Only a few minutes after the lights come up, the scene is set: Girls in circle skirts and silk hair bows chattering amongst themselves while boys in knitted sweater vests and Chuck Taylors gather around in woodshop. A principal is heard crisply speaking over a microphone, her tone chilly and business-like. And, of course, the lone leather-jacket-wearing cool guy stands off to the side by himself, planning his next move. If this scene sounds familiar, you’ve probably come into contact with the ’50s-themed hit Grease one too many times. Full disclaimer though: This is not Grease.
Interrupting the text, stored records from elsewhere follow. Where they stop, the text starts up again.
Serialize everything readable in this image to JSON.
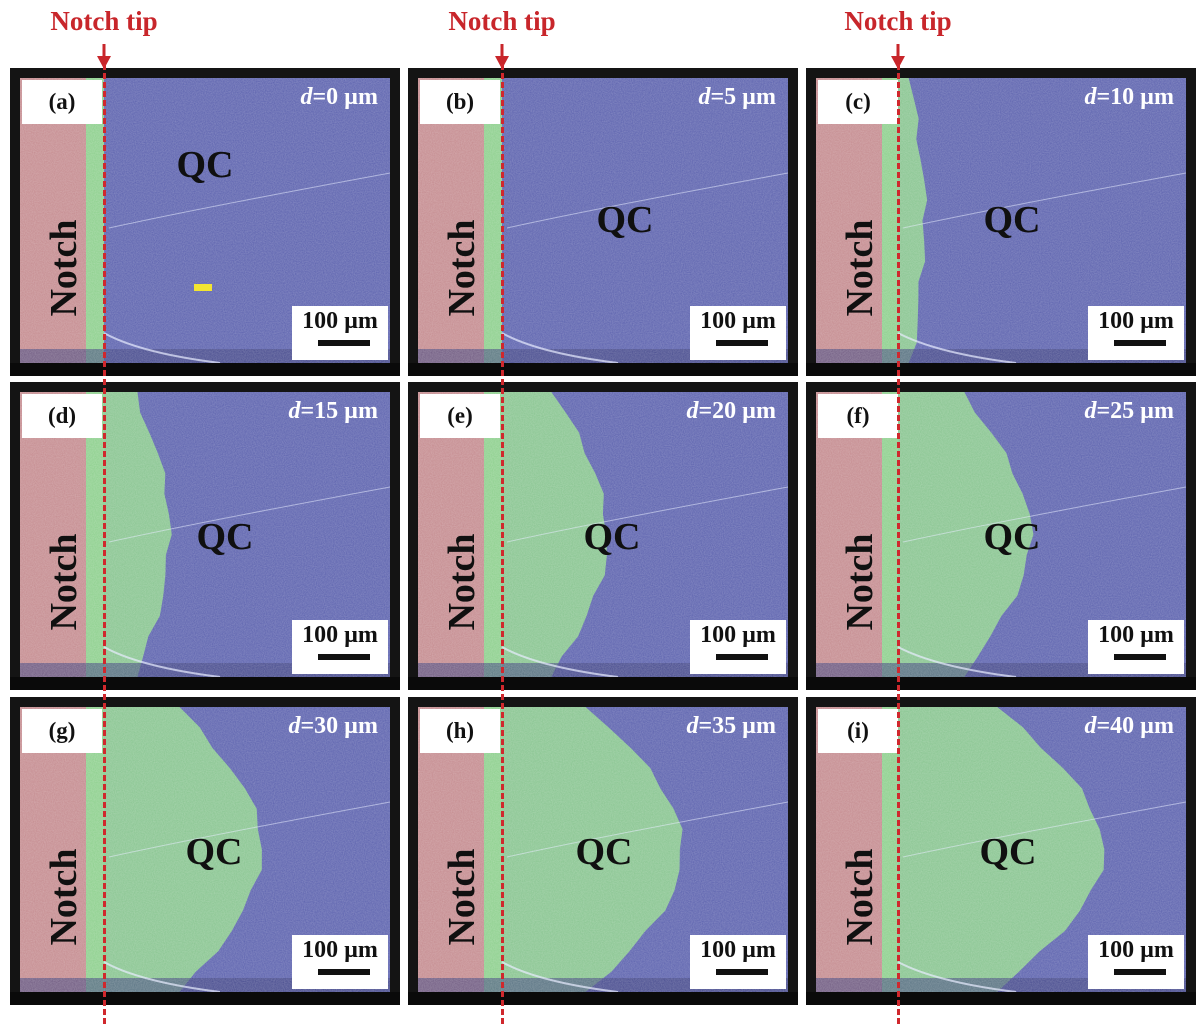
{
  "figure": {
    "notch_tip_label": "Notch tip",
    "notch_label": "Notch",
    "qc_label": "QC",
    "scale_bar_label": "100 µm",
    "distance_prefix": "d",
    "colors": {
      "notch_tip_red": "#c8262b",
      "notch_region": "#c48a8e",
      "green_region": "#8ccf8c",
      "qc_region": "#5a60ad",
      "yellow_marker": "#f3e531"
    },
    "panels": [
      {
        "label": "(a)",
        "distance": "=0 µm",
        "green_fraction": 0.0
      },
      {
        "label": "(b)",
        "distance": "=5 µm",
        "green_fraction": 0.0
      },
      {
        "label": "(c)",
        "distance": "=10 µm",
        "green_fraction": 0.08
      },
      {
        "label": "(d)",
        "distance": "=15 µm",
        "green_fraction": 0.2
      },
      {
        "label": "(e)",
        "distance": "=20 µm",
        "green_fraction": 0.32
      },
      {
        "label": "(f)",
        "distance": "=25 µm",
        "green_fraction": 0.4
      },
      {
        "label": "(g)",
        "distance": "=30 µm",
        "green_fraction": 0.48
      },
      {
        "label": "(h)",
        "distance": "=35 µm",
        "green_fraction": 0.55
      },
      {
        "label": "(i)",
        "distance": "=40 µm",
        "green_fraction": 0.62
      }
    ]
  }
}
Gaithersburg’s Unexpected Stage Company recently put on a rendition of John Dempsey’s Zombie Prom, a musical that tells an off-kilter version of the story we’ve all heard, yet kind of wish we hadn’t. Toffee (Julia Klavans) is your high school hallmark “good girl,” while Jonny “Without the H” Warner (Will Hawkins) is the badass new kid who’s ready to wreak some havoc on Enrico Fermi High School. The two naturally fall in love, instantly becoming the most popular couple on campus. Everything is perfect for the lovebirds until super sketchy principal Delilah Strict (Dallas Milholland) steps in and admonishes Toffee, causing her “good girl” senses to kick in and tearfully dump Jonny. Out of anguish the rebel drives his motorcycle into a nuclear waste dump, intending to end his life. Instead he simply comes back as a creature of the undead, wholly devoted to his cause of winning back the girl of his dreams.

The company’s rendition of Zombie Prom highlights a rare case in which a show shined while failing to make a lasting impact. There were definite positives throughout the production, yet both the book itself and some aspects of the performance were just off-kilter enough to leave the audience with ambiguous feelings toward the show as a whole.
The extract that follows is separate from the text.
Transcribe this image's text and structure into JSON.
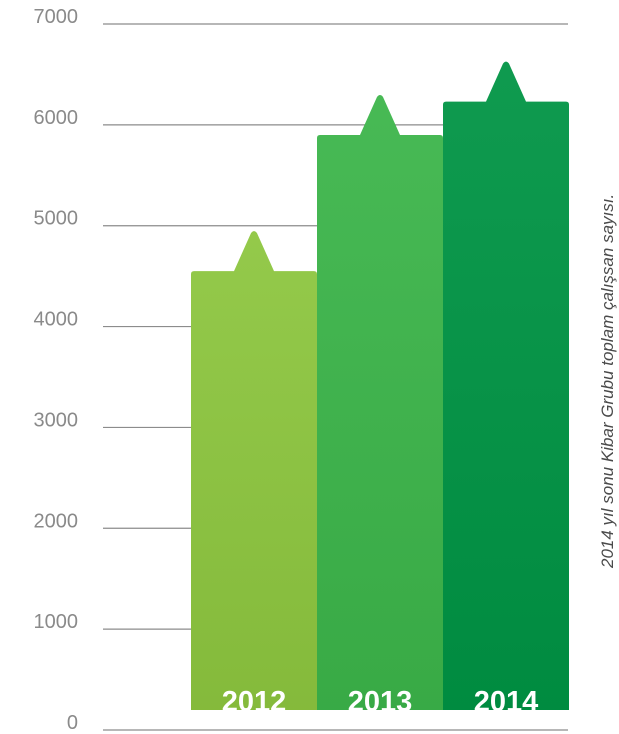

An aspect that contributed to its semi-success was the inclusion of extremely morbid humor masked as teen-bop fifties drama. As Toffee recounts the night of Jonny’s death in the song “Jonny Don’t Go,” she describes frantically screaming at him to not go to the nuclear plant. This would be a horrible, even gruesome moment in the musical — if she weren’t singing it with an upbeat disposition and a backing chorus of adoring friends. The paradox created between the two intense emotions is surprising yet hysterical. It simply begs the question: Should you feel bad for laughing? Probably, but it’s pretty hard to resist.
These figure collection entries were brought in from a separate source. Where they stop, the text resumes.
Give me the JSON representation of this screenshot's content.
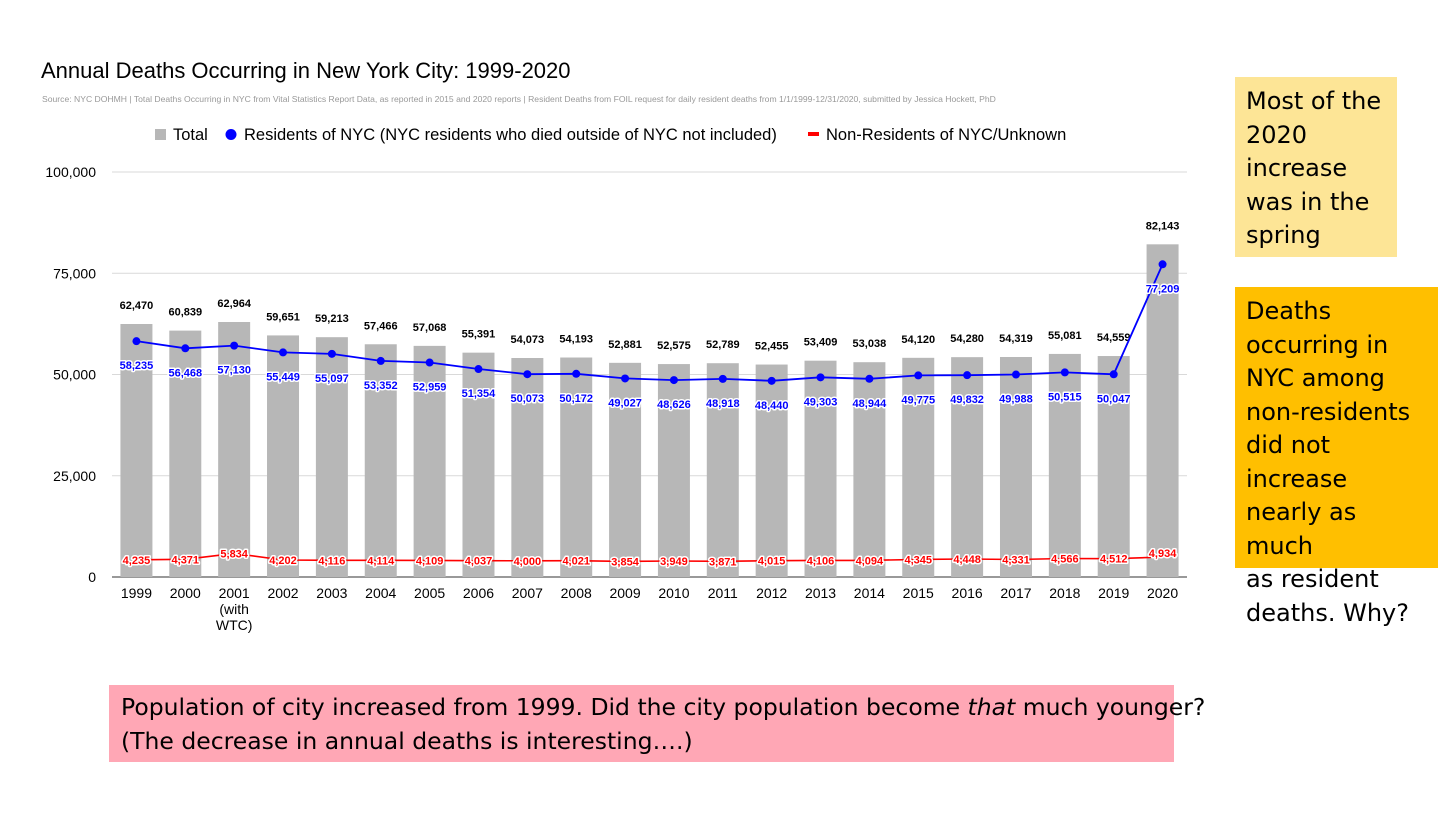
{
  "chart_data": {
    "type": "bar",
    "title": "Annual Deaths Occurring in New York City: 1999-2020",
    "subtitle": "Source: NYC DOHMH | Total Deaths Occurring in NYC from Vital Statistics Report Data, as reported in 2015 and 2020 reports | Resident Deaths from FOIL request for daily resident deaths from 1/1/1999-12/31/2020, submitted by Jessica Hockett, PhD",
    "categories": [
      [
        "1999"
      ],
      [
        "2000"
      ],
      [
        "2001",
        "(with",
        "WTC)"
      ],
      [
        "2002"
      ],
      [
        "2003"
      ],
      [
        "2004"
      ],
      [
        "2005"
      ],
      [
        "2006"
      ],
      [
        "2007"
      ],
      [
        "2008"
      ],
      [
        "2009"
      ],
      [
        "2010"
      ],
      [
        "2011"
      ],
      [
        "2012"
      ],
      [
        "2013"
      ],
      [
        "2014"
      ],
      [
        "2015"
      ],
      [
        "2016"
      ],
      [
        "2017"
      ],
      [
        "2018"
      ],
      [
        "2019"
      ],
      [
        "2020"
      ]
    ],
    "series": [
      {
        "name": "Total",
        "kind": "bar",
        "color": "#b7b7b7",
        "values": [
          62470,
          60839,
          62964,
          59651,
          59213,
          57466,
          57068,
          55391,
          54073,
          54193,
          52881,
          52575,
          52789,
          52455,
          53409,
          53038,
          54120,
          54280,
          54319,
          55081,
          54559,
          82143
        ],
        "labels": [
          "62,470",
          "60,839",
          "62,964",
          "59,651",
          "59,213",
          "57,466",
          "57,068",
          "55,391",
          "54,073",
          "54,193",
          "52,881",
          "52,575",
          "52,789",
          "52,455",
          "53,409",
          "53,038",
          "54,120",
          "54,280",
          "54,319",
          "55,081",
          "54,559",
          "82,143"
        ]
      },
      {
        "name": "Residents of NYC (NYC residents who died outside of NYC not included)",
        "kind": "line",
        "color": "#0000ff",
        "values": [
          58235,
          56468,
          57130,
          55449,
          55097,
          53352,
          52959,
          51354,
          50073,
          50172,
          49027,
          48626,
          48918,
          48440,
          49303,
          48944,
          49775,
          49832,
          49988,
          50515,
          50047,
          77209
        ],
        "labels": [
          "58,235",
          "56,468",
          "57,130",
          "55,449",
          "55,097",
          "53,352",
          "52,959",
          "51,354",
          "50,073",
          "50,172",
          "49,027",
          "48,626",
          "48,918",
          "48,440",
          "49,303",
          "48,944",
          "49,775",
          "49,832",
          "49,988",
          "50,515",
          "50,047",
          "77,209"
        ]
      },
      {
        "name": "Non-Residents of NYC/Unknown",
        "kind": "line",
        "color": "#ff0000",
        "values": [
          4235,
          4371,
          5834,
          4202,
          4116,
          4114,
          4109,
          4037,
          4000,
          4021,
          3854,
          3949,
          3871,
          4015,
          4106,
          4094,
          4345,
          4448,
          4331,
          4566,
          4512,
          4934
        ],
        "labels": [
          "4,235",
          "4,371",
          "5,834",
          "4,202",
          "4,116",
          "4,114",
          "4,109",
          "4,037",
          "4,000",
          "4,021",
          "3,854",
          "3,949",
          "3,871",
          "4,015",
          "4,106",
          "4,094",
          "4,345",
          "4,448",
          "4,331",
          "4,566",
          "4,512",
          "4,934"
        ]
      }
    ],
    "yticks": [
      0,
      25000,
      50000,
      75000,
      100000
    ],
    "ytick_labels": [
      "0",
      "25,000",
      "50,000",
      "75,000",
      "100,000"
    ],
    "ylim": [
      0,
      100000
    ],
    "grid": true,
    "legend": "top"
  },
  "callouts": {
    "spring": [
      "Most of the",
      "2020",
      "increase",
      "was in the",
      "spring"
    ],
    "nonresidents": [
      "Deaths",
      "occurring in",
      "NYC among",
      "non-residents",
      "did not increase",
      "nearly as much",
      "as resident",
      "deaths. Why?"
    ],
    "population": {
      "line1_before": "Population of city increased from 1999. Did the city population become ",
      "line1_emphasis": "that",
      "line1_after": " much younger?",
      "line2": "(The decrease in annual deaths is interesting….)"
    }
  }
}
In addition to the dark humor found throughout the plot, the relationship between the drill sergeant principal Delilah Strict and sensational news editor Eddie Flagrante (Joshua Simon) had people chuckling in their seats. Through the first act, the audience became accustomed to Milholland’s cold, heartless portrayal of Strict, only to have this portrayal shattered when in the presence of Simon’s charmingly seductive Flagrante. No better is this seen than in their duet “Exposé,” in which the two recall a lost love affair while partnering in a hyper-sensualized and hysterical version of a Tango. Milholland and Simon displayed undeniable chemistry and charm, making their relationship the most interesting to witness.

While there were definitely memorable moments in the show, the one major flaw fell within Toffee and Jonny’s relationship. While Milholland and Simon exhibited fiery chemistry, Klavans and Hawkins, the leading couple, seemed to be lacking some. Of course this could have just been because of the characters themselves; Toffee and Jonny didn’t have an intricate or interesting backstory full of mixed signals and unresolved sexual tension. Instead they were simply two high school archetypes, filling the roles of class virgin and rebel-without-a-cause. If the characters themselves fail to convey dimension, it makes sense the actors trying to emulate them struggled to put forth any sort of connection in the relationship as well. Still, when the leading couple fails to grab the audiences’ attention, there’s a serious problem.

Essentially, Zombie Prom attempts to provide a new twist to a well-known story that’s already slightly dissatisfying. While part of the story offers a new comedic tone, the end result is essentially Grease with a couple episodes of The Walking Dead thrown in for good measure — interesting at first, but not all together captivating.

Unexpected Stage Company’s Zombie Prom will be running at the Randolph Road Theater until Oct. 30.